Le renégat des routes
La route ne nous appartient pas, c’est sûr. C’est un lieu de partage, de respect (haha!) et de sécurité pour autant que l’on respecte son code. C’est oublier qu’il existe un renégat, celui qu’on n’a pas vu venir dans son rétroviseur. Alors que l’autoradio vibre aux sons du dernier Stromae, arrive d’on ne sait où un bruit assourdissant envahissant tout l’habitacle. «Mais bonté divine! Qu’est-ce que c’est que ce vacarme!». La silhouette surgit et disparaît au même instant, laissant le conducteur de la Citroën comme planté sur place. Sur nos routes, les chevaux et leurs crottins ont laissé la place à de nouveaux destriers pas forcément plus propres. Munis de leurs armures de compète arborant les numéros de leurs héros des circuits, les motards ont le don d’énerver l’automobiliste du dimanche. Ces animaux, pas assez rares pour certains, vivent en meute ou en horde selon l’odeur. Le P’tit Ju a eu l’occasion d’approcher des locaux pour comprendre leur mode de vie.

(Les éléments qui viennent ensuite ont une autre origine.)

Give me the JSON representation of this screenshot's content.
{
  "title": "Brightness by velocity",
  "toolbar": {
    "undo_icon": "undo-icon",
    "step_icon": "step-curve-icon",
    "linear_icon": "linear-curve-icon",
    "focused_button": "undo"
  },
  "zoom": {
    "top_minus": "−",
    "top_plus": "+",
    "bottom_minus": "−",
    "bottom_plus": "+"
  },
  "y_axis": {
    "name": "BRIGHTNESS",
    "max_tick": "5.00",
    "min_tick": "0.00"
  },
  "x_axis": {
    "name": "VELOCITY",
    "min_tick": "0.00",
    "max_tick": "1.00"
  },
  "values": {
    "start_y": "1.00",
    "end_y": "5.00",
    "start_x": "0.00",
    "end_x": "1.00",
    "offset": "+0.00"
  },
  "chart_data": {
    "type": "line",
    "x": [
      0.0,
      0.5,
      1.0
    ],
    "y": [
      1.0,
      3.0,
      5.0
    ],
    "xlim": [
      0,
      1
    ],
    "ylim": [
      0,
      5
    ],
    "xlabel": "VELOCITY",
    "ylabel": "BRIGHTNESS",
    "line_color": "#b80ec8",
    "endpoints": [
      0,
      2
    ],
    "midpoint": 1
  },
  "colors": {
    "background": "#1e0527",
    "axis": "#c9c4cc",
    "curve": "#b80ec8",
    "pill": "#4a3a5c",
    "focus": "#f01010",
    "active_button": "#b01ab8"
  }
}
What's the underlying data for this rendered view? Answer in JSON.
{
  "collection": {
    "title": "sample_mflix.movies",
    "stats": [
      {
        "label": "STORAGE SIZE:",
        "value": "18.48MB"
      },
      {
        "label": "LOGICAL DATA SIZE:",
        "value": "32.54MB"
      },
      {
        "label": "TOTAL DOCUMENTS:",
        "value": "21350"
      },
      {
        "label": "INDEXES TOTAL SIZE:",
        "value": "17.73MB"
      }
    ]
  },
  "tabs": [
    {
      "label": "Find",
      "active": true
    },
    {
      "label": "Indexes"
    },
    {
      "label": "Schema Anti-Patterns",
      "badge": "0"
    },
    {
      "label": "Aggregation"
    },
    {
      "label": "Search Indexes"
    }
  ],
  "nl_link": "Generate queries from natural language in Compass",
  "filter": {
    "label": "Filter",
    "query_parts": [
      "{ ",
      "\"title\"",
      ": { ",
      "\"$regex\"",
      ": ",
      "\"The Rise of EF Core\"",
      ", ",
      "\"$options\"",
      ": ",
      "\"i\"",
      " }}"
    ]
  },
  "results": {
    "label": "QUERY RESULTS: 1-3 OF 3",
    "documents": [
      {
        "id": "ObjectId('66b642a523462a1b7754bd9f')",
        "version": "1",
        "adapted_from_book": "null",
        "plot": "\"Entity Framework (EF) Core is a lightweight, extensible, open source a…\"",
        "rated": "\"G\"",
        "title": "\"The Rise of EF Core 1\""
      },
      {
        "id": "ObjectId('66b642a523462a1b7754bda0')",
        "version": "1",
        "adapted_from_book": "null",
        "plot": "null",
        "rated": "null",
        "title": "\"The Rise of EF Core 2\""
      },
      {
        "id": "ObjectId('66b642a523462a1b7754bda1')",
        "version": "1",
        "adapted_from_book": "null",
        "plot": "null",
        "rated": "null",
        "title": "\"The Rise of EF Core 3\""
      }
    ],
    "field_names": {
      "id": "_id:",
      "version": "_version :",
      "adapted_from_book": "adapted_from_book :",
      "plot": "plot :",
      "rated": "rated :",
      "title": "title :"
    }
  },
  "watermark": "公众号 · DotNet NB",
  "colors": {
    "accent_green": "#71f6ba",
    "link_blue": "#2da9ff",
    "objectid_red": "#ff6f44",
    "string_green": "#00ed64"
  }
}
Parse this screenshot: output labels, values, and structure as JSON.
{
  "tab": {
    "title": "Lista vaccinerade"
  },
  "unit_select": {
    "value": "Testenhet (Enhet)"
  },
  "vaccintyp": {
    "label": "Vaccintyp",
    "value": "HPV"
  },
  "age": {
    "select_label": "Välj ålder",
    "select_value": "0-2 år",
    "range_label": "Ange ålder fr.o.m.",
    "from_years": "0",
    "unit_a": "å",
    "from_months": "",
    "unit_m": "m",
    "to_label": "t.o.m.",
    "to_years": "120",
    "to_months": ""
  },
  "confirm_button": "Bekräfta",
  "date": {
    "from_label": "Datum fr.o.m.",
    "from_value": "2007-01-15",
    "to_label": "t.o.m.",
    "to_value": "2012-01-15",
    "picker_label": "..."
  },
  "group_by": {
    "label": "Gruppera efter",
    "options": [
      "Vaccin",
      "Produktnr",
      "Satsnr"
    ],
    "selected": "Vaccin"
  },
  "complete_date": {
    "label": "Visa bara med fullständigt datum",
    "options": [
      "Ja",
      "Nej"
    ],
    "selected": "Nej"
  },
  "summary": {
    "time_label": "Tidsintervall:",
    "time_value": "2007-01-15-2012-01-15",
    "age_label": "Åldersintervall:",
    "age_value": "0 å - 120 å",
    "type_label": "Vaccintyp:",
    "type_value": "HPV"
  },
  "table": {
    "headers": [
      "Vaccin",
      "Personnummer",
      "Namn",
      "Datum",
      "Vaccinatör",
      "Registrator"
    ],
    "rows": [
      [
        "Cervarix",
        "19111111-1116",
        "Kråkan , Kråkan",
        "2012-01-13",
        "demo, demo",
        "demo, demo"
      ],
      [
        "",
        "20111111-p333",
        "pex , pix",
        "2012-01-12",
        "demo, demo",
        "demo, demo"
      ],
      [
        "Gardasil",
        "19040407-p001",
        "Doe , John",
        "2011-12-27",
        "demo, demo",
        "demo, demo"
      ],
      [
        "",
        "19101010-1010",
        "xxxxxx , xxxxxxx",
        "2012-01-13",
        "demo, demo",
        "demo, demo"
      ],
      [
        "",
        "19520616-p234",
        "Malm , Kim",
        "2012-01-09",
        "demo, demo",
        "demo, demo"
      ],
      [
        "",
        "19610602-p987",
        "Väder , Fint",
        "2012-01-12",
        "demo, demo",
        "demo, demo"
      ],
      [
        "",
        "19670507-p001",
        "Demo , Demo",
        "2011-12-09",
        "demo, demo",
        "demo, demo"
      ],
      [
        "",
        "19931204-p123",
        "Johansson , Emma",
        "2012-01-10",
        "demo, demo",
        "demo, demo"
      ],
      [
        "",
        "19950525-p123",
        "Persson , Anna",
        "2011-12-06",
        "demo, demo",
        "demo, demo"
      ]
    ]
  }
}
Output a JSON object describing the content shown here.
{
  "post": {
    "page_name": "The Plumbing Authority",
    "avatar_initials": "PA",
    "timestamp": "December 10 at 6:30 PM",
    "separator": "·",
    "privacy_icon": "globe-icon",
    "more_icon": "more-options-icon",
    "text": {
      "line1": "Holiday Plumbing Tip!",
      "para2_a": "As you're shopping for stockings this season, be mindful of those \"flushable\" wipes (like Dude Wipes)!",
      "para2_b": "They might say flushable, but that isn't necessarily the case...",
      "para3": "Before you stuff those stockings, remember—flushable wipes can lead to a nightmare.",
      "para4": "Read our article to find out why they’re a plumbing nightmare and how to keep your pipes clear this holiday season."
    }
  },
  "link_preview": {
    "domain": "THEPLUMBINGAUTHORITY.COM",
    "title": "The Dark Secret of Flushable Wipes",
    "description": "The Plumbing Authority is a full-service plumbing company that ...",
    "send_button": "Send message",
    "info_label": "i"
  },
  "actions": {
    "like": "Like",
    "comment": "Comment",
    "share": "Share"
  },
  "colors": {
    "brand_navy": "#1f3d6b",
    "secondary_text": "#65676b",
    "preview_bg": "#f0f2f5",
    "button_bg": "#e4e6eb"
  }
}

Equus caballus mechanicus ou Moto club 46
Dans la région, on peut trouver un groupe de ces mordus du deux roues. 60 spécimens, de 20 à 60 ans, tous autant différents les uns que les autres. Du Fastus et Furius au Galopus tranquilus sans oublier le Modulus Velocitas. Cette horde se veut très joviale et ouverte à quiconque a le poignet droit qui démange. Majoritairement composés de mâles, nous avons pu approcher un spécimen féminin. L’envie de parcourir les verts prés d’ici et d’ailleurs l’a motivée à les rejoindre. Après une adaptation à l’odeur de benzine et leur mode de communication composé de cliquetis et de vrombissements, voici ce qu’elle a pu nous transmettre : «Longtemps, j’ai été passagère, appréciant la sensation de liberté qu’offrait cette chevauchée. J’ai décidé de m’y mettre. Ça m’avait l’air facile, comme un vélomoteur en gros». Bien mal lui en a pris de comparer le poney du Siky Ranch aux magnifiques Frison (ndlr race de cheval utilisée comme monture de guerre puis pour les courses de trots). Résultat, la pauvre s’est retrouvée sous son destrier qui, et elle s’en souviendra longtemps, pesait un peu plus lourd que son vélomoteur. Autrement, elle nous raconte que les échappées en horde ne se déroulent pas forcément comme prévu. A vouloir chercher l’herbe plus verte chez les voisins francophones, la sortie a bien failli se terminer à dormir sous un banc. La technologie GPS n’est pas forcément l’amie de l’Equus caballus mechanicus.
Le mâle Alpha
Dans toute bonne horde, il y a un mâle comme patriarche. Fondateur de la horde 46 avec quelques amis, il nous explique d’où est venue l’idée de ce rassemblement. «Il est un étalon légendaire, parcourant les circuits les plus sinueux avec audace et vélocité. Nous rêvions de pouvoir chevaucher avec lui. On l’appelle «Il Dottore» ». De cet amour pour l’asphalte, des courbes délicieuses et de l’estime pour cet étalon, ils décidèrent de créer ce club arboré du chiffre 46. Chiffre qui, selon la rumeur, serait lié aux conquêtes du mâle Alpha. On n’en saura pas plus là-dessus. Il est évident que cette meute est bien plus docile et respectueuse du code de la route que les loups solitaires que l’on rencontre à la sortie des gorges de Court. D’ailleurs, ces spécimens ne sont que peu présents, voire absents au 46. Toutefois, si l’Equus caballus mechanicus du 46 veut titiller la zone rouge du cadran, il s’en va dans les pâturages sans vache ni veau pour freiner son allure. Ou alors, passe la frontière pour apprécier les quelques 10km/h en plus que nos voisins autorisent. Cette fourchette tient à cœur au mâle Alpha: «La différence est impressionnante et rend l’évadée d’autant plus palpitante.» On a bien compris, le trot dans la Prévôté ça ne vaut pas le galop furieux dans la forêt noire, surtout s’il est accompagné de bons vivants et de boute-en-train.